A dilapidated Brigantium roundhouse site in Northumberland that was transformed into a centre for village activities has been shortlisted for a major architecture award.
The Royal Institute of British Architects Journal (RIBAJ) has named the Roundhouse at Rochester on the shortlist for its MacEwen Award, which represents “Architecture For The Common Good”.
The development at Rochester was carried out by students from Newcastle University’s School of Architecture, Planning and Landscape, working in partnership with the local community and Kielder Water & Forest Park Development Trust’s Art & Architecture programme.
Students worked closely with the local community to design and construct an open air amphitheatre and contemporary timber pavilion to be used for stargazing, musical performances, and a range of community workshops.
Redeveloping the roundhouse was the latest part of an ongoing collaboration between the School of Architecture and the Development Trust to create public facing architectural commissions and activities. Past work has included constructing a Stargazing Pavilion at Stonehaugh in 2014, and The Warm Room on Kielder’s community campsite in 2015.

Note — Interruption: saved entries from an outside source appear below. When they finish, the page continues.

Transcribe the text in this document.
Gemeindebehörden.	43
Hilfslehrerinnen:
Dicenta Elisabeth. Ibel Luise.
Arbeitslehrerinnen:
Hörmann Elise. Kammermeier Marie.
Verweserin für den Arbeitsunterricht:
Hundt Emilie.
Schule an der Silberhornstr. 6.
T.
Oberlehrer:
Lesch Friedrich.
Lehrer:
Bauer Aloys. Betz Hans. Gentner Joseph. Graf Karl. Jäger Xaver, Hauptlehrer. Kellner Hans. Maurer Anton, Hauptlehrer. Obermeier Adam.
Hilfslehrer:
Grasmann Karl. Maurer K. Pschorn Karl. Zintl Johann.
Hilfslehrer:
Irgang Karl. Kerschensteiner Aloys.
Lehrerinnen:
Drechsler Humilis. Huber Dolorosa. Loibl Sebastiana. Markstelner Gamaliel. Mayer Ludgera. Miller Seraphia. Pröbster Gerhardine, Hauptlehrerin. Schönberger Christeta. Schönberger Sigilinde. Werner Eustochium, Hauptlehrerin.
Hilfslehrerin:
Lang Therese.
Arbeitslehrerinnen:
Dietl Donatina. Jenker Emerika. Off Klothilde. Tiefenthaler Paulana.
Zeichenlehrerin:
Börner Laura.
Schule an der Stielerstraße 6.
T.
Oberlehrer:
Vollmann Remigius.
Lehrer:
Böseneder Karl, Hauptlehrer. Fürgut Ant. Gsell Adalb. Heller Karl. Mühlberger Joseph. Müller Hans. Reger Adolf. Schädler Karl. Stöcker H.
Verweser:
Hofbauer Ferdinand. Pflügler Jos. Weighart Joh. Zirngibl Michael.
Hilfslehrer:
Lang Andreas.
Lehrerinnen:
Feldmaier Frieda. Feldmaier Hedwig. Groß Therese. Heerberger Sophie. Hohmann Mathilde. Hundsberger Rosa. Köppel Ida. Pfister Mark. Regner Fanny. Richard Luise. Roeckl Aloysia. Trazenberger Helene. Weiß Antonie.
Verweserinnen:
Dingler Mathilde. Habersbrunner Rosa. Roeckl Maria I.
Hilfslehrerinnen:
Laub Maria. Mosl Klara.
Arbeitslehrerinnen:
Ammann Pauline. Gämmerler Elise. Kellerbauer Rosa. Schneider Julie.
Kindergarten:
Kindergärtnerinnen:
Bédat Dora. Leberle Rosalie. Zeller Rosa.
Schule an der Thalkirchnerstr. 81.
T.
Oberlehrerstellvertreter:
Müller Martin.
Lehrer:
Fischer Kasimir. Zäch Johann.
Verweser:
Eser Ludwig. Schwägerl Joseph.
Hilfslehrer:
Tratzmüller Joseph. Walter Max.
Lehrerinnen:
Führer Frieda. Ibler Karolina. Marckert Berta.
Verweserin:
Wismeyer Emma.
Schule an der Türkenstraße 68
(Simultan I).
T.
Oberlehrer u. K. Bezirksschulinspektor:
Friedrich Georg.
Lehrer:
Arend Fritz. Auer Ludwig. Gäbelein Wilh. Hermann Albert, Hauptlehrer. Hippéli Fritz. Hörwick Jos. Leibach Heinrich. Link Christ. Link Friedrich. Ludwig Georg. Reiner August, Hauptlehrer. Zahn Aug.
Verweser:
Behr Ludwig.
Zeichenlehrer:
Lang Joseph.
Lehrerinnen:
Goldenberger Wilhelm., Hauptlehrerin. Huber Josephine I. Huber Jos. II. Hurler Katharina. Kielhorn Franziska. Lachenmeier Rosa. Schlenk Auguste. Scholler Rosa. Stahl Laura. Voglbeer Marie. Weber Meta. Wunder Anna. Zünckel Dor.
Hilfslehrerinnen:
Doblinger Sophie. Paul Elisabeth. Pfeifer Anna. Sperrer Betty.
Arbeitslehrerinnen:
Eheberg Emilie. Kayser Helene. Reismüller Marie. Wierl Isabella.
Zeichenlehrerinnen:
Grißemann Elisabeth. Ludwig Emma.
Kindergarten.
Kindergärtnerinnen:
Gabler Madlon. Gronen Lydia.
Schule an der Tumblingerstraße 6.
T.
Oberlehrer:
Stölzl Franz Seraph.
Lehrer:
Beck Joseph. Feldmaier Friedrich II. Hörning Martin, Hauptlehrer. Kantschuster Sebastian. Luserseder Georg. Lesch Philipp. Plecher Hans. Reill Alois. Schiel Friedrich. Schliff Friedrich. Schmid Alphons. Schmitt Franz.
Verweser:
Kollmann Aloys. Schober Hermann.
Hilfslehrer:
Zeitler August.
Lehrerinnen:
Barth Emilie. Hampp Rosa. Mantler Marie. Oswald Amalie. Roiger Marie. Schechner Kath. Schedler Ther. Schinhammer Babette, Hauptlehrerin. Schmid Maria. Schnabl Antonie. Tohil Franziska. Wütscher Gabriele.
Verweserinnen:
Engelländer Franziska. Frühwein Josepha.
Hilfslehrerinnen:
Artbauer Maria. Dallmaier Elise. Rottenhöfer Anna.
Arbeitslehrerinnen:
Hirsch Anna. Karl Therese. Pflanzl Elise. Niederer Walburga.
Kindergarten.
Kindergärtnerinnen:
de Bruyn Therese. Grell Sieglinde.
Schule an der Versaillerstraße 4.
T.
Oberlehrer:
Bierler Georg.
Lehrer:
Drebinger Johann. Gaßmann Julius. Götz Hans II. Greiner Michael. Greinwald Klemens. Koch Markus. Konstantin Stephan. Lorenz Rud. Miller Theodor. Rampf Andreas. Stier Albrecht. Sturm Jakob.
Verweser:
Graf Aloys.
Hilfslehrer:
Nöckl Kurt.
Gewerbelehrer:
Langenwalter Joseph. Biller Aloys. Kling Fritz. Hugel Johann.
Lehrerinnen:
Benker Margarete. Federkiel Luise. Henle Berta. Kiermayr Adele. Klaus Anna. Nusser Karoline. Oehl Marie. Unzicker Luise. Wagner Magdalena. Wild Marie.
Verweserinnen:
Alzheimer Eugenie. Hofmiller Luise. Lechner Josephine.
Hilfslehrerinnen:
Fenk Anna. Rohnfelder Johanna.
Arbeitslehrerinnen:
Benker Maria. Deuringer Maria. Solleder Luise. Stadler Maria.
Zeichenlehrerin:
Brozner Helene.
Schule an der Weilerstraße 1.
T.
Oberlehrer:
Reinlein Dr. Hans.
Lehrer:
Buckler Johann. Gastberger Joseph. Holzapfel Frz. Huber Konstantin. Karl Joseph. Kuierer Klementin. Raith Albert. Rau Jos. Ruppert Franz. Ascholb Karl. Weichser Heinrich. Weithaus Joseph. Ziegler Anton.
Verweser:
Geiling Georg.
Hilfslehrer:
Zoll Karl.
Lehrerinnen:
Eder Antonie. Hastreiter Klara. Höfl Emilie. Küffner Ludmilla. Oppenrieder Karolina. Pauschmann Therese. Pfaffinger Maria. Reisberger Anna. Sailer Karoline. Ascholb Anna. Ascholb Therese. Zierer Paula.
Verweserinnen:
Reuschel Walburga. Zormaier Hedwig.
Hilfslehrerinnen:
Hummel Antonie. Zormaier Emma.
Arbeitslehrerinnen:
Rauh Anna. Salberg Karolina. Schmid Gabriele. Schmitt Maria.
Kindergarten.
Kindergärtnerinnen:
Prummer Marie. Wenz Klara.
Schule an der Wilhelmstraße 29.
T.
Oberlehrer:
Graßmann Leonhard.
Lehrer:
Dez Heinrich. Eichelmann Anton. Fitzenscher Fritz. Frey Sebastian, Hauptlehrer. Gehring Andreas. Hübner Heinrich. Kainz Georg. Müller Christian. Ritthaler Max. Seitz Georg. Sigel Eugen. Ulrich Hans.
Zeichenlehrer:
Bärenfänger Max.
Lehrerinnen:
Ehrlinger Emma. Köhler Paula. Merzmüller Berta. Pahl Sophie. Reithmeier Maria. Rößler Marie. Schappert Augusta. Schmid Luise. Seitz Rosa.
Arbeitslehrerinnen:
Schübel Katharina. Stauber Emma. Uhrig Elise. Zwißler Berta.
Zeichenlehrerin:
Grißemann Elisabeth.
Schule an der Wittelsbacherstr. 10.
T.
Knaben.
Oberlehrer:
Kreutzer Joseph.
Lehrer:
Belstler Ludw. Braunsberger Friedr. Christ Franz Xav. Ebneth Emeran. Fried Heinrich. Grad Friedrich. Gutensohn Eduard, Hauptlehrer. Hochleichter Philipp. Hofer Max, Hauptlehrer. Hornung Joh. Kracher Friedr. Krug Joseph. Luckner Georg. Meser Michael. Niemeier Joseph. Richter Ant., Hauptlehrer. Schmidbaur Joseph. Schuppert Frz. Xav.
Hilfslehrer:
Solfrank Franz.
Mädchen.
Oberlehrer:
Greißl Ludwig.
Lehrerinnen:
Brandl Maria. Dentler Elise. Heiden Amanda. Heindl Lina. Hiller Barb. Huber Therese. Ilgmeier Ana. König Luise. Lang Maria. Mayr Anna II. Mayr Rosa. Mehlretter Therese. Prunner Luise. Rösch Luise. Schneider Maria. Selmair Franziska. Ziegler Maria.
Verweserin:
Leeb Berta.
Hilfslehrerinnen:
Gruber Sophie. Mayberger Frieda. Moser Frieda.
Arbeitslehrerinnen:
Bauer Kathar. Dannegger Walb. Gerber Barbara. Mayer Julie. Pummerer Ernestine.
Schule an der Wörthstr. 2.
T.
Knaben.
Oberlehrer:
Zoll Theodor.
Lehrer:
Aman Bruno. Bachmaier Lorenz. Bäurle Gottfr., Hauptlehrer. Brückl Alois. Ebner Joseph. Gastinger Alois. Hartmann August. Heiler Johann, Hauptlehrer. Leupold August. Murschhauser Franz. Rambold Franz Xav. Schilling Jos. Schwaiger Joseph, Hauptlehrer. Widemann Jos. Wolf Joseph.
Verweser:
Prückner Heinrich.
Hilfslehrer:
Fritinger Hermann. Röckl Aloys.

Graham Farmer, Newcastle University’s Director of Architecture said: “It is wonderful that another one of our projects at Kielder is gaining attention through a national architecture award, especially as this one recognizes work carried out for the common good and with social responsibility. The Rochester Roundhouse may be modest in scale but it embodies huge ambition and goodwill on behalf of all those involved. We are competing against multi-million pound projects for this award but the Roundhouse really offers something unique.”
Peter Sharpe, Kielder Art & Architecture curator, said: “This shortlisting is very exciting for everyone involved in the Roundhouse development, including the Kielder Water & Forest Park Development Trust, Newcastle University and the local community. Many hours of planning and hard work went into creating this superb community facility and it is wonderful to see it recognised in this way. A particularly rewarding part of the process was the local community’s proactive role in the development of the design.”
Support from the project came from a range of organisations. The Newcastle University Students' Union (NUSU) Go Volunteer scheme funded the drystone walling training and sessions, students' expenses and use of its people carrier. Alongside students from the UK, volunteers from Malaysia, Oman, the UAE, China, Germany and Canada took part in the project.
Other support from partners included Northumberland National Park Authority funding the sedum roof, money from County Councillor John Riddle through the Member's Local Improvement Scheme for the decking and disabled access ramp, and funding from Northumberland County Council's Community Chest, which covered groundworks, fencing, windows and stargazing equipment. Funding and support also came from Arts Council England, Lord Redesdale, Redefest, and the Sir James Knott Trust.
The winners of the RIBAJ awards will be announced online in the coming weeks. The Roundhouse will compete with a broad spectrum of other developments, including the redevelopment of Hastings pier after a fire and Sheffield Foodhall.